Under the ACA, people who are undocumented are not only ineligible for federal subsidies but also ineligible to enroll in full-cost plans through the Marketplace. However, the provision prohibiting enrollment (Section 1312(f)(3) of the ACA) is among those that can be waived under Section 1332. Washington proposes to do this beginning in 2024.
This provision is part of Washington’s broader Marketplace reform and state subsidy agenda. In 2021, Washington launched new options in Washington Healthplanfinder by introducing its Cascade Care Plans. There are two types of Cascade Care Plans: standardized-benefit Cascade Plans and Cascade Select Plans, which are public-option-style standardized plans with provider reimbursement limits. Starting in 2023, state subsidies called Cascade Care Savings will subsidize Washington residents with incomes at or below 250% of the FPL who purchase gold or silver Cascade Care Plans and meet certain other eligibility requirements. Because these subsidies are only available for enrollment in Cascade Care Plans, undocumented immigrants would be denied state subsidies without approval of this waiver. The state subsidy amount is expected to depend in part on whether a person is eligible for federal subsidies, with higher state subsidies for those ineligible for federal subsidies. The state earmarked $5 million for those ineligible for advance payments of the premium tax credit. The exact amount of enrollees’ subsidies is yet to be determined, pending the expiration or extension of the American Rescue Plan’s premium tax credit enhancements. But even if subsidy enhancements end, people ineligible for federal subsidies, including undocumented immigrants, could see their monthly premiums cut nearly in half.

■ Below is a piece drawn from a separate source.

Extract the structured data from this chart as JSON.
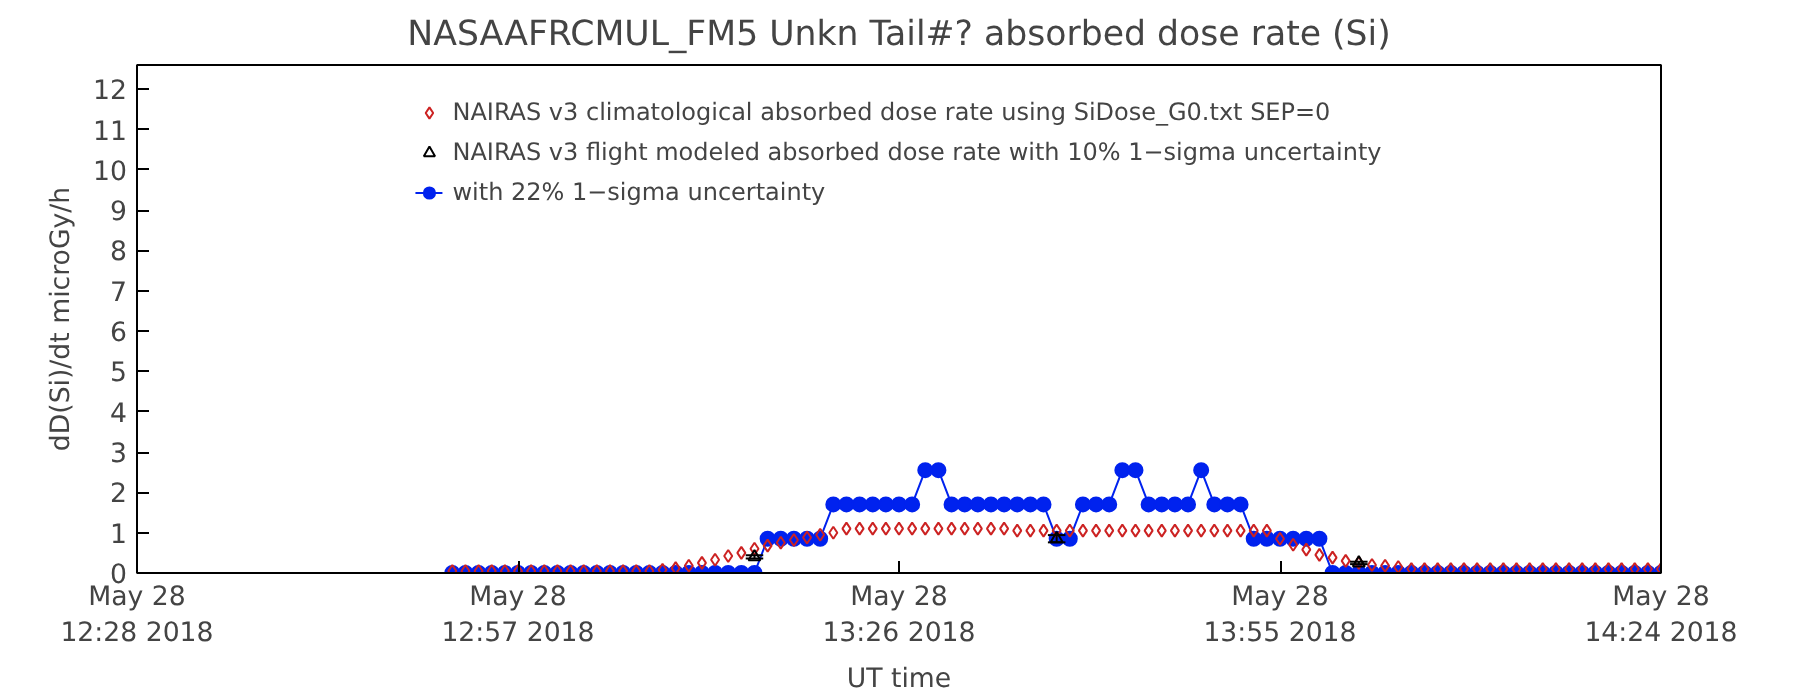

Other 1332 Waiver Developments
The Biden administration threatened in April to suspend Georgia’s waiver to exit the federally facilitated Marketplace (HealthCare.gov) without creating a state-based Marketplace, unless the state takes certain corrective actions. To comply with the administration’s request, Georgia must submit a plan by July 28 to bring its waiver into compliance with the Section 1332 statutory coverage guardrail, which requires the waiver to cover at least as many people as would be covered without it. Alternatively, Georgia can submit a written challenge to the government’s determination.
Reinsurance waivers have also seen federal action. Maine’s application to claim reinsurance pass-through savings in a combined individual and small-group market is pending approval, with its federal public comment period concluding in April. In addition, several states have had their reinsurance pass-through amounts recalculated to account for the increased federal subsidies available in 2021 through the American Rescue Plan.